Dirty tanker owner Euronav believes it “should have the market rocking on our side” in 2019 and 2020, even without scrubber-fitted tonnage in the global 0.5% sulfur bunker fuel environment, a senior executive said during its third-quarter 2018 earnings call.
Although 2019 is expected to be a challenging year — as the market will face headwinds from the delivery of dirty tanker tonnage equivalent to 66 VLCCs, rising oil prices and geopolitical concerns — demand forecasts remain resilient and ton mile demand is expected to get a boost from the dislocation of sweet and sour crude grades from new low-sulfur fuel regulation, according to Euronav CEO Paddy Rodgers.
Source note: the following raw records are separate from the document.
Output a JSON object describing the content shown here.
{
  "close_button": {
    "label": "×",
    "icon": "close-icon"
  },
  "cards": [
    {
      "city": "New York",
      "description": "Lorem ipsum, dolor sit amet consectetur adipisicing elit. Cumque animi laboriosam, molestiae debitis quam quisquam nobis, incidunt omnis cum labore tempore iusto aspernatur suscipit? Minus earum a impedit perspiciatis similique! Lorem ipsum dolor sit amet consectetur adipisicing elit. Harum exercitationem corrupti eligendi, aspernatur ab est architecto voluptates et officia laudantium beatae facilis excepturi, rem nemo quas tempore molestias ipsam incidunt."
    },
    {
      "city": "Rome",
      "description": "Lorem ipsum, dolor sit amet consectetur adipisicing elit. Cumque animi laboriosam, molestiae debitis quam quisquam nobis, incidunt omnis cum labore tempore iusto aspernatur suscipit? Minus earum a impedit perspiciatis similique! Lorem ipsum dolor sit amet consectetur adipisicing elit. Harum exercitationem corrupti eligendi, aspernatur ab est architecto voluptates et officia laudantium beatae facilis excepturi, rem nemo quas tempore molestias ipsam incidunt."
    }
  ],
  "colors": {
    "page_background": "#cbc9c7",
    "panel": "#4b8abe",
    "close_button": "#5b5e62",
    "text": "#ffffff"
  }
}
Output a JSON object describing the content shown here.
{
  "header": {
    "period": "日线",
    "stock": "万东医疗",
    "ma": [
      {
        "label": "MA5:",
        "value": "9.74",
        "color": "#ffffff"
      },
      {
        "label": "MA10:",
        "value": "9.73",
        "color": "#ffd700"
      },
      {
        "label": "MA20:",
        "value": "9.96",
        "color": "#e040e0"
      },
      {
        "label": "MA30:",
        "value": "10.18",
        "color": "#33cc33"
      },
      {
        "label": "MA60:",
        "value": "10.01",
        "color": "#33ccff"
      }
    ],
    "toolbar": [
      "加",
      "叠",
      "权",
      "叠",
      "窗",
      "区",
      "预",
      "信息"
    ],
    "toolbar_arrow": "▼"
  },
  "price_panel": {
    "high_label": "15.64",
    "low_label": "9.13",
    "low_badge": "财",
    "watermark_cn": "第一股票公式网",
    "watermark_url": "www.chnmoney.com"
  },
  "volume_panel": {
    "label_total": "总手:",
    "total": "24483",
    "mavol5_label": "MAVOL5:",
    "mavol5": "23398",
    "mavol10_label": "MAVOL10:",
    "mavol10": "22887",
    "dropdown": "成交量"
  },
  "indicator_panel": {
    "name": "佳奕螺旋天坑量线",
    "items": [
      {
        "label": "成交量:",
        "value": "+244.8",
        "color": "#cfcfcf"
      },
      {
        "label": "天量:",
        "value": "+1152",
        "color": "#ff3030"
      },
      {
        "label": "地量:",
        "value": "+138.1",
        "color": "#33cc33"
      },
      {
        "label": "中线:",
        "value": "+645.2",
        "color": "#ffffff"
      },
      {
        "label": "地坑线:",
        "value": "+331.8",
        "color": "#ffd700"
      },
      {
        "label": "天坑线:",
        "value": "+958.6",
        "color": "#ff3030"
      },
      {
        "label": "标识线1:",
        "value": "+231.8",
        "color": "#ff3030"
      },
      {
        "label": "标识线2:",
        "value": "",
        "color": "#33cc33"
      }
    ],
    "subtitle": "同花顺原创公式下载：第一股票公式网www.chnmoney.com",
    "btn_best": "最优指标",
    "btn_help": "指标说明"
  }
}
“The freight market was challenging in Q3, but with a twist,” added Chief Financial Officer Hugo de Stoop. “While freight rates were under pressure, they were higher than in Q2. The last time this happened was in 2014 and it preceded a very strong freight market.”
Euronav indicated its average Q3 time charter rates for company-owned ships in the Tankers International pool was $31,374/d for VLCCs and $29,624/d for Suezmaxes, up 16.2% and 54.3% compared with Q2 rates, respectively.
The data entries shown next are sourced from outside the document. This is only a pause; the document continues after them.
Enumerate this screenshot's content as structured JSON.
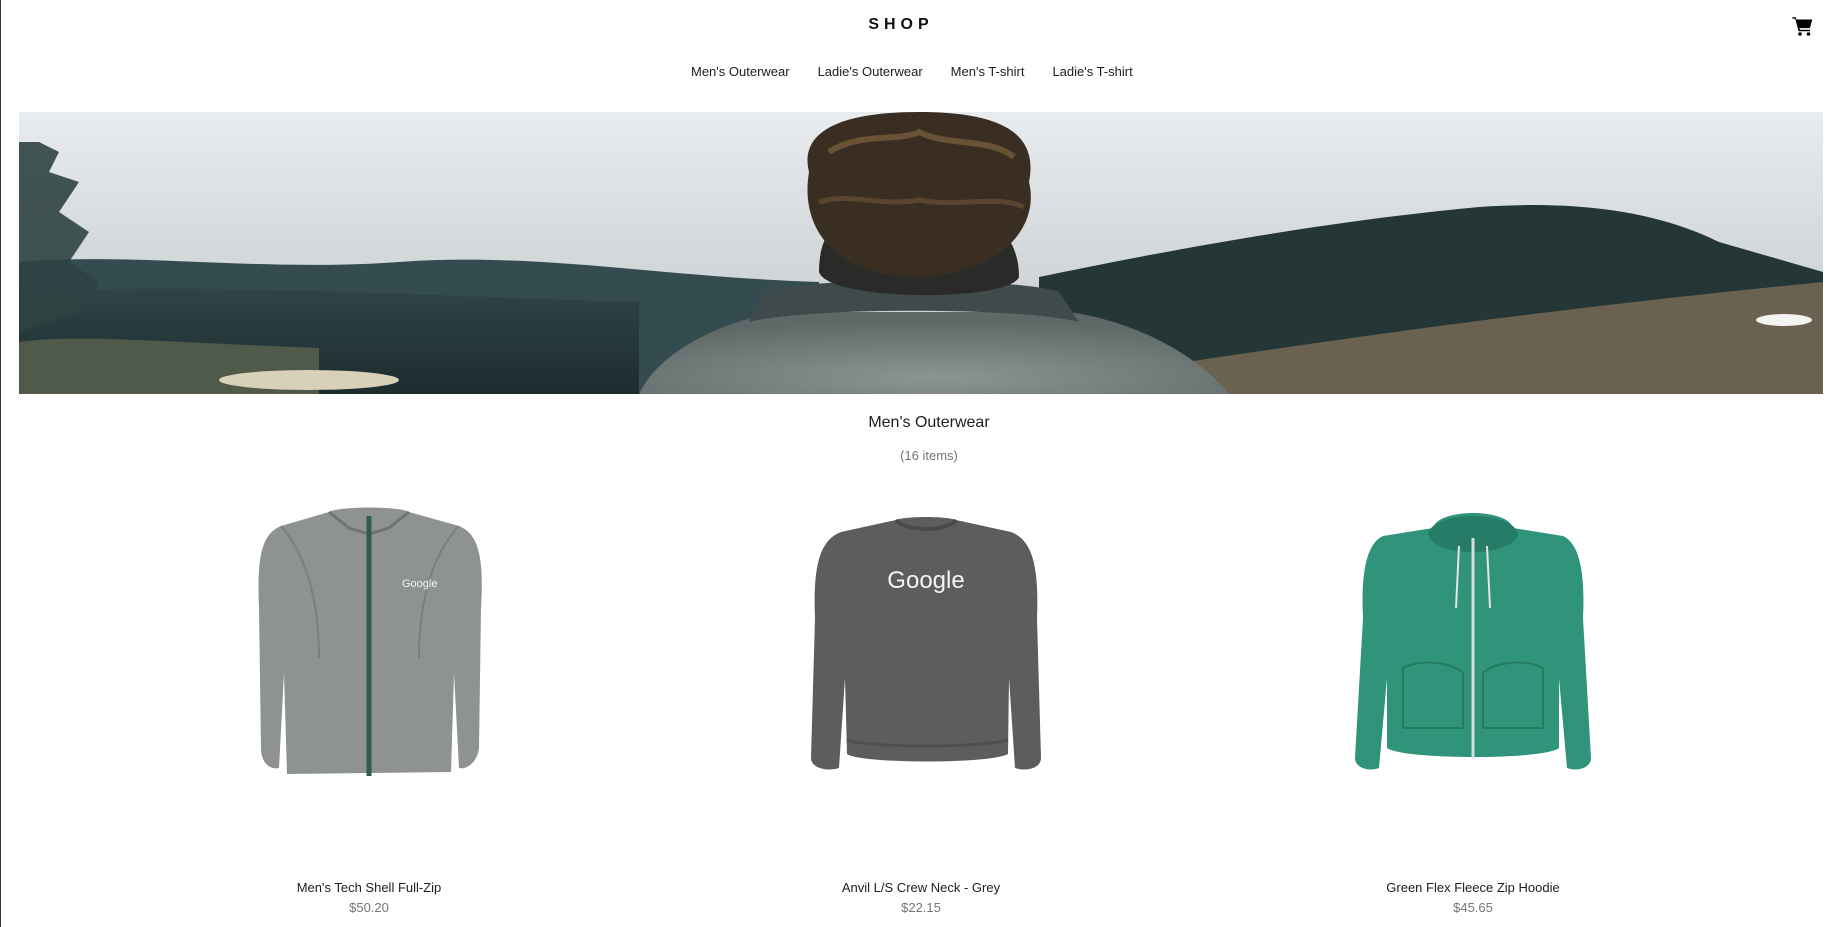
{
  "header": {
    "brand": "SHOP",
    "cart_icon": "cart-icon"
  },
  "tabs": [
    {
      "label": "Men's Outerwear"
    },
    {
      "label": "Ladie's Outerwear"
    },
    {
      "label": "Men's T-shirt"
    },
    {
      "label": "Ladie's T-shirt"
    }
  ],
  "category": {
    "title": "Men's Outerwear",
    "count": "(16 items)"
  },
  "products": [
    {
      "name": "Men's Tech Shell Full-Zip",
      "price": "$50.20",
      "logo_text": "Google",
      "color": "#8e9290"
    },
    {
      "name": "Anvil L/S Crew Neck - Grey",
      "price": "$22.15",
      "logo_text": "Google",
      "color": "#5d5d60"
    },
    {
      "name": "Green Flex Fleece Zip Hoodie",
      "price": "$45.65",
      "color": "#2f9479"
    }
  ]
}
According to S&P Global Platts spot market data, freight on runs from the US Gulf Coast to Singapore improved 45% for VLCCs in October over the September average rate and 56% for Suezmaxes.
2019 MARKET OUTLOOK
Euronav estimates the 2019 dirty tanker orderbook of the equivalent of 66 VLCCs will be absorbed through 18 VLCC equivalent units in scrapping, 4.9 units in IMO drydocking, 14 VLCCs in Iran floating storage, 8.4 vessels in Middle East exports and 22.2 VLCC equivalents in US crude exports, according to the company’s Q3 results presentation.
Supportive factors cited for the dirty tanker market in 2019 include robust oil demand growth of 1.4 million b/d during the winter of 2018/2019, per International Energy Agency forecasts; no new VLCC orders since May; an increase in trade routes and ton mile demand; storage opportunities for bunker fuel; as well as a growing need for the segregation of crude and bunker fuel at terminals and during transportation as the market prepares for the start of the global low-sulfur regime in January 2020.
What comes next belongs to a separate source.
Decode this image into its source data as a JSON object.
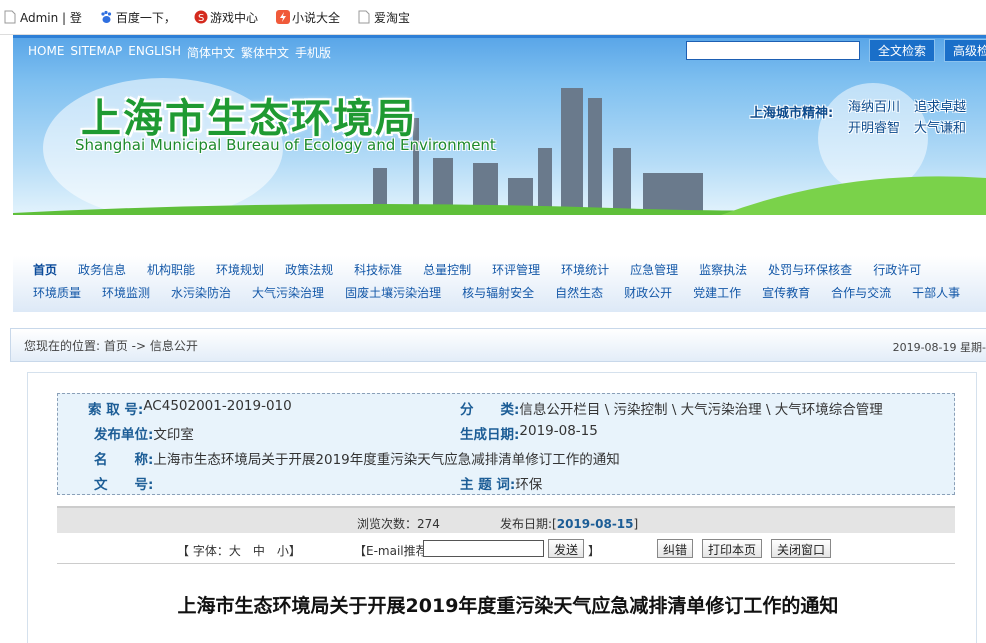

“Demand for and supply of crude has continued to improve as OPEC production has increased and the dislocation from Iranian sanctions has boosted and will continue to boost commercial tanker operators,” Rodgers said. “[…] active recycling has kept net fleet growth negative so far” in 2018.
New trade routes will arise from cross trades of low-sulfur crudes to regions with simple refining capacity where sour crude grades are available, such as in the Mediterranean and Black Sea region, Rodgers said, as well as from increased ton mile demand as US low-sulfur crude will be exported globally in increasing volumes.
“A lot of the lifting coming out of the Gulf is not just a China story and Iranian sanctions are taken a bit more seriously,” Rodgers said. “This feels like it’s got legs.”
IMO 2020 ANALYSIS MONOCULAR
Rodgers believes that the analysis of IMO 2020 “has been completely monocular” and has been focused predominantly on scrubbers during the past six to seven months.
Euronav opted not to install any scrubbers on the company’s 69 tankers, which includes VLCCs, VPlus vessels, Suezmaxes and LR1s, as the company believes the promoters of scrubbers have been talking up a marine gas oil/high-sulfur fuel oil spread that will be irrelevant.
According to Rodgers, refiners are not proposing that they will blend MGO with HSFO in a 7:1 ratio to produce low-sulfur fuel oil grades, instead he believes the nature of HSFO will change as it will become much more sour and will no longer have a 3.5% sulfur limit.
In fact, anything could be dumped into the HSFO, as the IMO will no longer regulate 3.5% sulfur fuel and the sulfur could far exceed the current limit, he said.
Rodgers cautioned that the use of high-sulfur bunker fuel with scrubbers may cause more engine problems than compatibility issues between low-sulfur blended fuels.